Conserving water


  • Offering adequate water conservation
  • Preserving sufficient water
  • Improving water conservation

Description

Water is essential to sustain life. The availability of water in quantities, and of a quality, sufficient to meet basic human needs is a prerequisite both for improved health and for sustainable development. Benefits to human health and well-being accrue from wholesome and clean water and a harmonious and properly functioning water environment.

Context

Article 5(d) of the Draft Protocol on Water and Health to the 1992 Convention on the Protection and Use of Transboundary Watercourses and International Lakes (1999) states: Water resources shall be managed so that the needs of the present generation are met without compromising the ability of future generations to meet their own needs.

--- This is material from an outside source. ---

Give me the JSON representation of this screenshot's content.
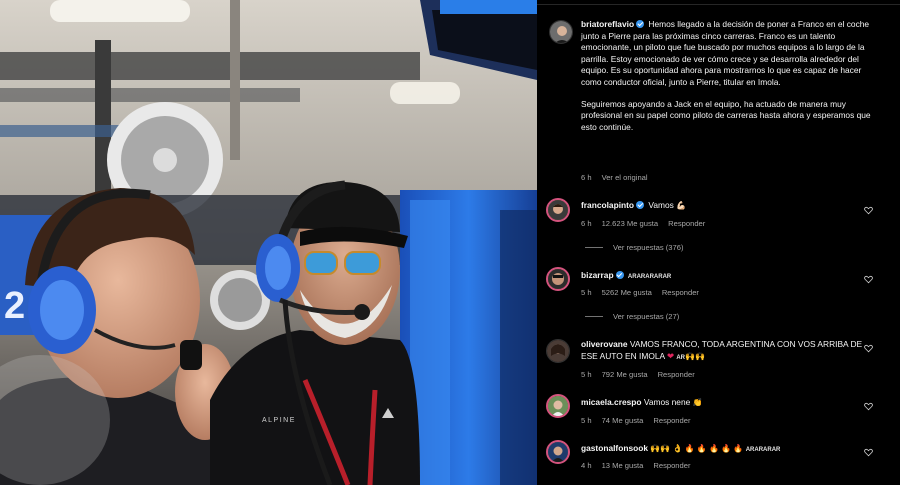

Surface waters and groundwater are renewable resources with a limited capacity to recover from adverse impacts from human activities on their quantity and quality, that any failure to respect those limits may result in adverse effects, in both the short and long terms, on the health and well-being of those who rely on those resources and their quality. Sustainable management of the hydrological cycle is essential for both meeting human needs and protecting the environment.

The consequences for public health of shortfalls of water in the quantities, and of the quality, sufficient to meet basic human needs has serious effects in particular, on the vulnerable, the disadvantaged and the socially excluded.

This strategy features in the framework of Agenda 21 as formulated at UNCED (Rio de Janeiro, 1992), now coordinated by the United Nations Commission on Sustainable Development and implemented through national and local authorities. Agenda 21 recommends promotion of water conservation through improved water-use efficiency and wastage minimization schemes for all users, including the development of water-saving devices.

Implementation

In 1986, a peasant in Dablo, Burkina Faso decided to line up stones around his field to retain rain water. He was considered a fool at first, but when his fields produced nearly twice as much the following year, others followed suit. The practice has grown to include 10 government services and two locally based NGO's.

Claim

  1. Local communities must be the watchdogs of our waterways and must establish principles that oversee the use of this precious resource.

  2. Each generation must ensure that the abundance and quality of water is not diminished as a result of its activities.